With the popularity of social networking sites like Facebook, Twitter, and Google+, it's no surprise that some members of the Pagan community are finding themselves accidentally "outed." A reader writes in and says, "I have a Facebook page, and there's a spot for "religion" and I put "Pagan." Now all these people that I hardly even know are looking at my Facebook page and sending me emails asking me if I'm really a witch and telling me I might go to hell and they're going to pray for me. It's none of their business! What do I do?"
Well, first of all, accept the fact that you've outed yourself. You may not have meant to, but if you put information out there on the Internet, anyone can see it. Particularly with social networking sites, where people often click on their Friends' profiles and then click further to learn about people who might be interesting, it's very easy for a total stranger to learn about you and what you believe. Sadly, some of these people can be total idiots. While you can't un-do what's been done, there are a few steps you can take to make things easier.
Reader Kendall cautions against putting too much information online for the world to see: "I’m very conservative with what I put on a social networking site and the people I add the my friend list. I also customize what friends can even see, and if friends of friends can see things. I find most social networks pretty lame, but young people seem infatuated with it and are all too eager to tell the entire world everything about them self, including things they shouldn’t."

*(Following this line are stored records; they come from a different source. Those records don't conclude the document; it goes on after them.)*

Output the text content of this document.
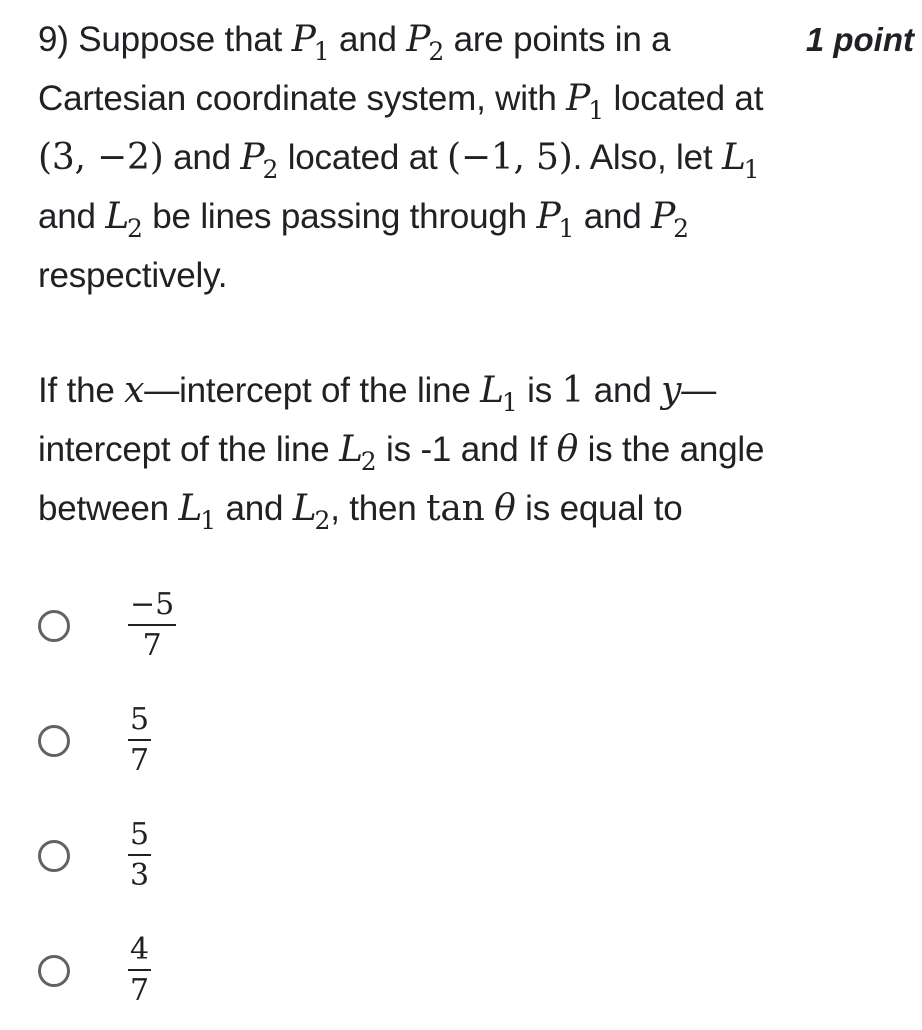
9) Suppose that $P_1$ and $P_2$ are points in a
Cartesian coordinate system, with $P_1$ located at
(3, −2) and $P_2$ located at (−1, 5). Also, let $L_1$
and $L_2$ be lines passing through $P_1$ and $P_2$
respectively.
If the x—intercept of the line $L_1$ is 1 and y—
intercept of the line $L_2$ is -1 and If θ is the angle
between $L_1$ and $L_2$, then tan θ is equal to
1 point
−5
7
5
7
5
3
4
7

The other things you'll need to do is figure out how you'll respond if anyone confronts you about your belief in person. You don't indicate how big your town is, but if it's a small one where everyone knows everyone else, there's a good chance that when you go back to school or attend a social function, you'll run into someone who saw your profile. This means you'll need to decide whether you're going to let them upset you, or whether you're just going to ignore the people who call you a devil worshiper. A good strategy might be to plan ahead of time what you're going to say in response -- this will make you feel calm and confident. More importantly, it means that you're not going to get caught off guard.
Regular reader Lori recommends standing up for yourself if you're confronted. "Time for damage control. Put the facts of your beliefs on the page. Also make it clear that the law is on your side and you won’t tolerate harassment. and welcome sincere respectful questions. Just don’t forget to answer them in like."